The luminescence data were analyzed using computer software Graphpad Prism. In the absence of the compound, the luminescence (Lt) in each data set was defined as 100% activity. In the absence of the PARP, the luminescence (Lb) in each data set was defined as 0% activity. The percent activity in the presence of each compound was calculated according to the following equation: % activity = [(L – Lb)/(Lt – Lb)] × 100, where L is the luminescence in the presence of the compound, Lb is the luminescence in the absence of the PARP, and Lt is the luminescence in the absence of the compound.

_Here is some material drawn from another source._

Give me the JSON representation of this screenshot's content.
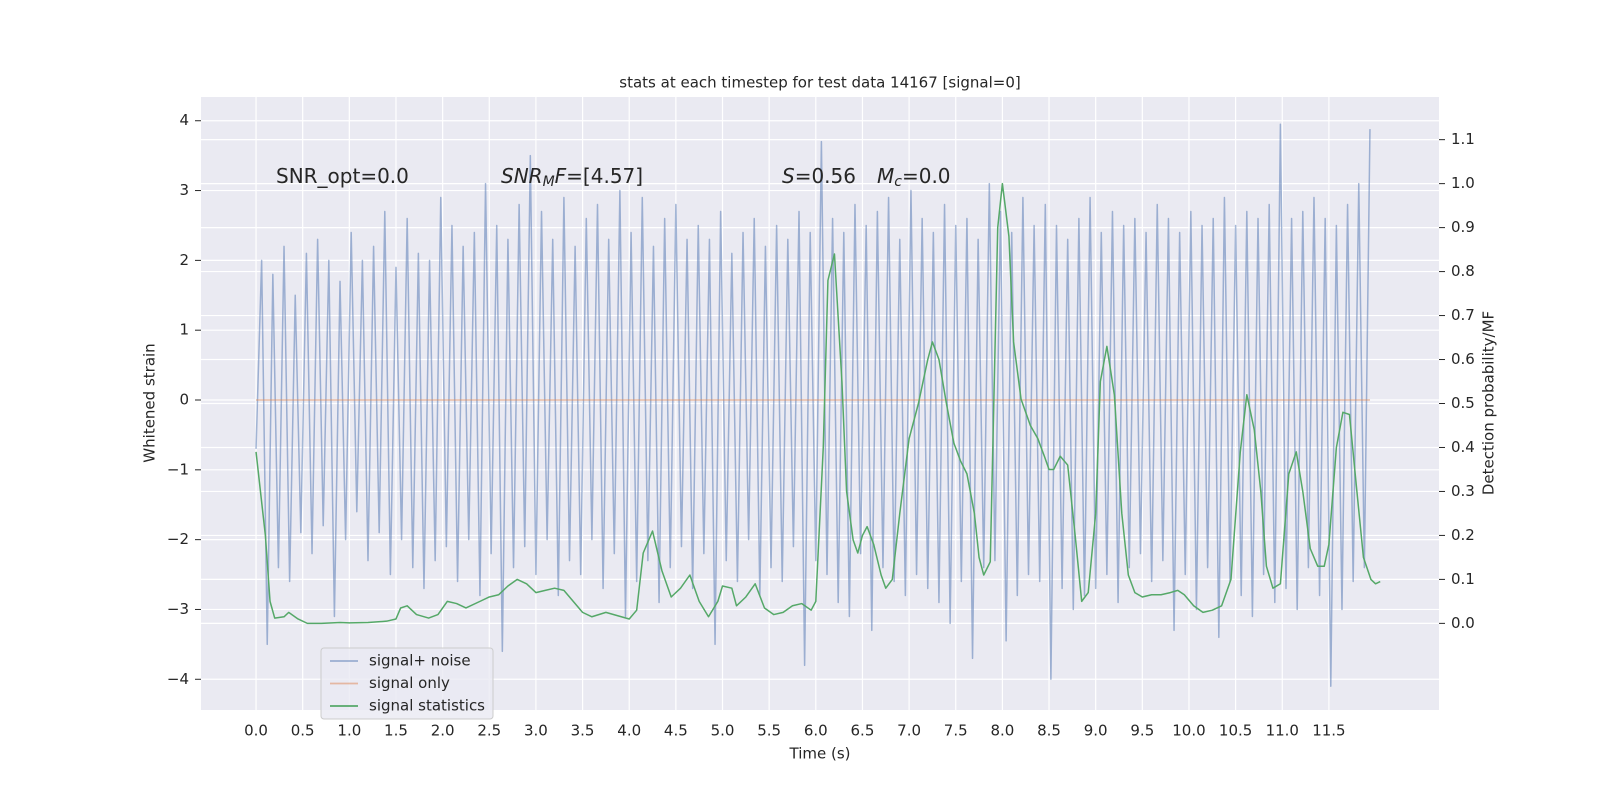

The percent inhibition was calculated according to the following equation: % inhibition = 100 – % activity.

Analysis of Therapeutic Areas Using the Open Target Platform

PARP1 and ROCK1 were used as queries in the Open Targets platform website.[44] Next, the number of diseases for each therapeutic area was obtained from the resource. Only therapeutic areas with more than 15 positively associated diseases with both PARP1 and ROCK1 were considered further. Finally, the evidence provided in the Open Targets platform was further investigated, focusing on the literature references that were carefully read to identify the diseases where simultaneous inhibition of PARP1 and ROCK1 could be beneficial.